The logjams are not just frustrating for staff and patients, they cost lives.

So what is causing this?

The first thing to note is that the numbers arriving at EDs have not risen dramatically. There are two more important drivers of the chaos, delays and overcrowding. The first is that too many are presenting there who do not need to, the second is that there are far too many patients occupying beds, not because they need them but because the care packages they do need are not available. Consequently others are stuck in EDs waiting on a ward and others stay in ambulances outside the hospital until they can be admitted, which also delays ambulance arrivals for those in need. 

Thus one of the solutions lies not in more money for hospitals, but more investment for social care, which is the teetering edifice on which the entire health service rests.

Currently health trusts are still pursuing a race to the bottom when it comes to adult social care with contracts for suppliers pegged down so that they can only afford to pay staff the same sort of money they would expect for stacking supermarket shelves. The consequence is severe staff shortages and low service levels.

This in turn makes it increasingly difficult for hospitals to discharge people who would be quite capable of living at home if only the right care packages were available.

This can and should be addressed.

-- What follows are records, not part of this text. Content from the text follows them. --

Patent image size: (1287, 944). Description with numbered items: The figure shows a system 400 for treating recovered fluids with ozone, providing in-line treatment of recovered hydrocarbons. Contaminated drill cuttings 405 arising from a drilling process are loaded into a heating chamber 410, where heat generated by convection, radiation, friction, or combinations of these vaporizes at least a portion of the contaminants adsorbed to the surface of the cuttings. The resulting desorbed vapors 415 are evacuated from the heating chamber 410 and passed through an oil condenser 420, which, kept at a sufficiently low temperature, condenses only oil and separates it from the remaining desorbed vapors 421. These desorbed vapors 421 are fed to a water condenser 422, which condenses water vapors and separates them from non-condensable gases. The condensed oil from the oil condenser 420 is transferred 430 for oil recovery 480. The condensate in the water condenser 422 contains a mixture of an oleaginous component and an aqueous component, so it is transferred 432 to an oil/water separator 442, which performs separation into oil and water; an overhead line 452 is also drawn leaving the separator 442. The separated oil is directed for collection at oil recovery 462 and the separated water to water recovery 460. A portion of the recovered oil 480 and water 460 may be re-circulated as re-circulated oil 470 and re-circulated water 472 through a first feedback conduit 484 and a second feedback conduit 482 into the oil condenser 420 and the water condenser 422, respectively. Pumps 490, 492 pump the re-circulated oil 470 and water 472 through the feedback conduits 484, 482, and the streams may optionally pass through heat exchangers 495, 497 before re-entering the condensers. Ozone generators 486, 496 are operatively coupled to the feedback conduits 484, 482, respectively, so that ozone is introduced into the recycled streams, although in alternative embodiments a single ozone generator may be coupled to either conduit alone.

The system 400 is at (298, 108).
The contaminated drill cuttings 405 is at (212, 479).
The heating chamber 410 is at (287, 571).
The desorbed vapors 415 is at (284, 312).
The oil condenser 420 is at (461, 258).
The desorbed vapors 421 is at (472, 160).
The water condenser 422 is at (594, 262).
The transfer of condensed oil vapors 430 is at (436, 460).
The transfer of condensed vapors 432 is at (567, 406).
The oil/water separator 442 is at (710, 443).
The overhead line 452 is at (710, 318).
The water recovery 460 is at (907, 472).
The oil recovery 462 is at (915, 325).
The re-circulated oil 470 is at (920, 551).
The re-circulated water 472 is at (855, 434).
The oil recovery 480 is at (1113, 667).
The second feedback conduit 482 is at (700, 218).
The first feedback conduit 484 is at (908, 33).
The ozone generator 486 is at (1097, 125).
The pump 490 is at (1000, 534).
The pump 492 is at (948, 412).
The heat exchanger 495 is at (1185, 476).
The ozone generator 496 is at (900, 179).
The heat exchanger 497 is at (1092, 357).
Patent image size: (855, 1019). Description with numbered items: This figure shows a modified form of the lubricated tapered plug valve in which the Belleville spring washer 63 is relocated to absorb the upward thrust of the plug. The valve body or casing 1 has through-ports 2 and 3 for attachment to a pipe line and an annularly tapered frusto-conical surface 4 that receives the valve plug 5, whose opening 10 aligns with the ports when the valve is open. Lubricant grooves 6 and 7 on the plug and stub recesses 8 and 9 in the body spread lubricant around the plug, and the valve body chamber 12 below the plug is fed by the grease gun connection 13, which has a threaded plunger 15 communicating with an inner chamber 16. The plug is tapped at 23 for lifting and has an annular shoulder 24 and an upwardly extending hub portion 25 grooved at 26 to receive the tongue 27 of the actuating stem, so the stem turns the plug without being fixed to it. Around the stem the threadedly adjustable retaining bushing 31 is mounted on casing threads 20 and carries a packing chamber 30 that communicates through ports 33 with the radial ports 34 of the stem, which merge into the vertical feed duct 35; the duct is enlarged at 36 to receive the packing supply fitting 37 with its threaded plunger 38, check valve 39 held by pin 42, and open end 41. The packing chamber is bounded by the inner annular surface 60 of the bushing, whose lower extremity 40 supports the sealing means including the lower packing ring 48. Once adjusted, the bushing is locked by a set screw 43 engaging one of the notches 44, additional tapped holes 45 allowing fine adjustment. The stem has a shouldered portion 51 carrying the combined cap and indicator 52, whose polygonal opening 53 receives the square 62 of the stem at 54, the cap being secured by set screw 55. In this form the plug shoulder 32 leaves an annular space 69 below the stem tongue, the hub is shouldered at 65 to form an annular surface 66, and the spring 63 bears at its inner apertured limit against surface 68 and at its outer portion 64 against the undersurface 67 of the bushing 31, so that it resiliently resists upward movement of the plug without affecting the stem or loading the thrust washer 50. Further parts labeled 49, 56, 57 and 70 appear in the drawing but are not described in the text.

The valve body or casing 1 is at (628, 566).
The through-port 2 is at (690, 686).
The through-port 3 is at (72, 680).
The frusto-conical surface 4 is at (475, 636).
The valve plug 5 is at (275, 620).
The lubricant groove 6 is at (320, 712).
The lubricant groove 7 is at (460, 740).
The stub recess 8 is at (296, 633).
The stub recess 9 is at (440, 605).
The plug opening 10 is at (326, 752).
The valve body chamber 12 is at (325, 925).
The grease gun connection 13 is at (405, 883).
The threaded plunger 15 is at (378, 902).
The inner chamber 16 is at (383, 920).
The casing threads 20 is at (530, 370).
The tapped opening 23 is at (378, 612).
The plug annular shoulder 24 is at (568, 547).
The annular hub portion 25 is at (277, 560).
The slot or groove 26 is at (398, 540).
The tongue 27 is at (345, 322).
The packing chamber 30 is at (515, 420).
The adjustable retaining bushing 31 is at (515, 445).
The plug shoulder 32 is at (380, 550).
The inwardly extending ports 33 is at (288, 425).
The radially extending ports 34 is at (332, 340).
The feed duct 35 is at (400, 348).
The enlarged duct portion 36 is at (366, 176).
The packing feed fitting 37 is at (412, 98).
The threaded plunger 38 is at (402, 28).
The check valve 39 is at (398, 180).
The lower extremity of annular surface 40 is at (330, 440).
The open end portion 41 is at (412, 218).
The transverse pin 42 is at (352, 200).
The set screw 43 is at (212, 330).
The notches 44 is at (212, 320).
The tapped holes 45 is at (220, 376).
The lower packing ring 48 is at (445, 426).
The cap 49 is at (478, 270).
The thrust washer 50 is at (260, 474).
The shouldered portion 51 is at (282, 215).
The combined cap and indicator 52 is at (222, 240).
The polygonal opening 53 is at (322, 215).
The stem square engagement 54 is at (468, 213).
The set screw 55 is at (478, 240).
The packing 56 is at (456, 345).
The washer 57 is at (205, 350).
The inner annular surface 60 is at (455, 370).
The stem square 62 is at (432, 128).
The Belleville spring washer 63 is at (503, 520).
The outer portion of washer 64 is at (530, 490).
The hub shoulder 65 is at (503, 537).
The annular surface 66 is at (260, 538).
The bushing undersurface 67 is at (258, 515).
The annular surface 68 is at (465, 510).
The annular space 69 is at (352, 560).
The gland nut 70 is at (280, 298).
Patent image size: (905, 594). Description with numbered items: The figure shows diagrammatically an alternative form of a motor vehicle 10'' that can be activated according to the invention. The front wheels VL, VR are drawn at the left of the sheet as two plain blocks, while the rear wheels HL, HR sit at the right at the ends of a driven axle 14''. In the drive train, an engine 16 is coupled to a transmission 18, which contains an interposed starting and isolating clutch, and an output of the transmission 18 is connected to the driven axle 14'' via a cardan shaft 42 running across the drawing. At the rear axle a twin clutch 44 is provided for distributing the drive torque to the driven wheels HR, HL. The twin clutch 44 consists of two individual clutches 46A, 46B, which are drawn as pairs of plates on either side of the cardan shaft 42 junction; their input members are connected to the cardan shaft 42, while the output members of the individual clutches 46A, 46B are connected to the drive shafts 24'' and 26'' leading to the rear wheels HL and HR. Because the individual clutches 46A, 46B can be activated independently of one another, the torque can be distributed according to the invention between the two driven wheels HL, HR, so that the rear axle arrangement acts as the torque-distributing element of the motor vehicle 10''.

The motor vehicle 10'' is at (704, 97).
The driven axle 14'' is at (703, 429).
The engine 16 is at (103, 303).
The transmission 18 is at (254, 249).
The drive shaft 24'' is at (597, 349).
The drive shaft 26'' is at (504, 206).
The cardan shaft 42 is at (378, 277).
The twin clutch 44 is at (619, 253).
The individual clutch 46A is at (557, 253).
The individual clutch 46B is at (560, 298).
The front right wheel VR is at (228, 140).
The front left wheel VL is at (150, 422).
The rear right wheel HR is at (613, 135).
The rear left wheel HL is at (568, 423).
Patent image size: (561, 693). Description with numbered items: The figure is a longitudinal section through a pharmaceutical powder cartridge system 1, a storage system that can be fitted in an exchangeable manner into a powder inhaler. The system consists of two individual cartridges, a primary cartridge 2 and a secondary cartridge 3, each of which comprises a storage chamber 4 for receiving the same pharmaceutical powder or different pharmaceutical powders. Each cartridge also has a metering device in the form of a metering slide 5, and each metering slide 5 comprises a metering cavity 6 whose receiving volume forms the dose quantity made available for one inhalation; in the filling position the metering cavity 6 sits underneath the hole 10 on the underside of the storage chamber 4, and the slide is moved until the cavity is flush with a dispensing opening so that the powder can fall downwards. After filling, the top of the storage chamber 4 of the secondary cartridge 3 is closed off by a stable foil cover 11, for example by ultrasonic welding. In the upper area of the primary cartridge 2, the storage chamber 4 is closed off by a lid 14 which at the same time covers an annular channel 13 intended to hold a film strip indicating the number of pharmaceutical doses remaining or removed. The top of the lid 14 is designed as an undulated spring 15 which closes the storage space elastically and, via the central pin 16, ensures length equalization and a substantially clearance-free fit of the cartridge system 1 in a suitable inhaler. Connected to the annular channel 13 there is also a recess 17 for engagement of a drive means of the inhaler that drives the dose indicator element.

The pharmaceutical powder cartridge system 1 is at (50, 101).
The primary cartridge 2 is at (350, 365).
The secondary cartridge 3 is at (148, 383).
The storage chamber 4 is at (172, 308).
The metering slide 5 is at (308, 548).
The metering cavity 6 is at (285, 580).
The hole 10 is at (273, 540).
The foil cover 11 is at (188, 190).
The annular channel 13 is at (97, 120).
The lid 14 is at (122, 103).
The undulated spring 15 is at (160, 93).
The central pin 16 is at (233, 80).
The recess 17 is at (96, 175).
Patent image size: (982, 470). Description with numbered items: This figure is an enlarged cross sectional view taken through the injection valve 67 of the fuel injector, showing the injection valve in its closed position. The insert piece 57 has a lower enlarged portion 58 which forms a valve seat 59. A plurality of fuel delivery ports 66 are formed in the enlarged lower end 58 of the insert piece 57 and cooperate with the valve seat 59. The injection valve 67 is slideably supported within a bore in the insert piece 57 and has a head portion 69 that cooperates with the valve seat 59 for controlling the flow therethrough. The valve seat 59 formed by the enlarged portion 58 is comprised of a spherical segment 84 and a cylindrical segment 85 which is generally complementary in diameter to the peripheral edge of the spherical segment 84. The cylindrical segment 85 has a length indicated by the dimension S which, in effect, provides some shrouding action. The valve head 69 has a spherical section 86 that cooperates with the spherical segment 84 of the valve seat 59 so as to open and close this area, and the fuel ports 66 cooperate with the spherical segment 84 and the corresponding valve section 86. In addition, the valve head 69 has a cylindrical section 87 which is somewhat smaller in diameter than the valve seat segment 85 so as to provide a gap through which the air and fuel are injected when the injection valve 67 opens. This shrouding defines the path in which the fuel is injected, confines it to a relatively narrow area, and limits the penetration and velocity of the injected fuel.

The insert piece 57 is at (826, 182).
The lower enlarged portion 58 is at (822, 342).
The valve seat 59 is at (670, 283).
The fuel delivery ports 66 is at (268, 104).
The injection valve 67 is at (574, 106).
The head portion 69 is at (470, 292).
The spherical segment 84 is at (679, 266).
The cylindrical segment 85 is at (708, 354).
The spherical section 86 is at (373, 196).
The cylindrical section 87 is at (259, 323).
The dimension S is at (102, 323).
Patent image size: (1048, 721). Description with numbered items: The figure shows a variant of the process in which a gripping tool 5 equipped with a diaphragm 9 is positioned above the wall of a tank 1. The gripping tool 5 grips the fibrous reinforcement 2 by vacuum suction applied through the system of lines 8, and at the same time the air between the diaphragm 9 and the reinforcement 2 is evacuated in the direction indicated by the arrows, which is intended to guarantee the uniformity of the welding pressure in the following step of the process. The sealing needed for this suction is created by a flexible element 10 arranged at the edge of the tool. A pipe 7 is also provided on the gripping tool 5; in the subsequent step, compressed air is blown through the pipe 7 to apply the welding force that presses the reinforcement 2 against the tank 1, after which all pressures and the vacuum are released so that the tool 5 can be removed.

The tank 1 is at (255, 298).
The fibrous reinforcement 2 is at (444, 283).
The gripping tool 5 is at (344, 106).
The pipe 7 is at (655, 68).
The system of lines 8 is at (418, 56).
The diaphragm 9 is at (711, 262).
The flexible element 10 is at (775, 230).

An expert review into Northern Ireland’s broken adult social care system was published back in December 2017 It famously described the system we still operate today as “collapsing in slow motion” and contained 18 recommendations on what needed to be done.

Subsequent collapses in Stormont administrations have prevented the progress required. The trouble is that as we have shown, hundreds of lives are being lost every year because of one consequence of it – the bed blocking that causes hospital logjams.

Fixing adult social care will cost a lot of money, but we do need to do this. If we don’t the consequences are unthinkable.

The other side of the problem is the numbers presenting at hospital who would be best dealt with elsewhere.

What constitutes an emergency varies widely from one person to the next. They can arise at any time of day or night and can cause fear and panic in patients.

Most of us need guidance. When GPs were easier to access this was quite a straightforward business but as the GP crisis worsens we’ve been unable to rely on getting to speak to one.

The Phone First service is designed for patients who are feeling unwell and considering travelling to an ED with an injury or illness which requires urgent treatment but is not immediately life threatening. It is not available for some but not all out hospitals. The idea is to safely steer patients to the best service for them.

Results of the trials have been encouraging to date. However they are not the panacea sometimes claimed.

England’s equivalent to Phone First is NHS 111 which also assesses acute illness.

On the face of it, it is attractively money-saving. The King’s Fund states that  each 111 telephone consultation costs approximately £11, whereas a GP dealing with the same patient would cost around £39. But NHS 111 employs non-clinical call-handlers using software called NHS Pathways to reach its triage decisions. Pathways cannot make diagnoses, so to minimise risk it funnels around 25 per cent of all cases into the ambulance service or A&E.

This inevitably adds to the throngs in Emergency Departments.

To truly fix the problem, there needs to be budget set aside for people to be signposted where to go for urgent treatment and it what circumstances they should turn to EDs. But ultimately there is no substitute for the guidance best provided by GPs so another way of alleviating hospital pressures would be to fix the crisis in General Practice. And without that, whatever system is used, it is bound to direct more patients than necessary to ED.

Ironically two ways to address blockages in hospitals involve not spending more money on them, but in fixing other parts of the health and social care.

This is very much a world of interdependencies where nothing works in isolation. That fact needs to be recognised before meaningful action is possible.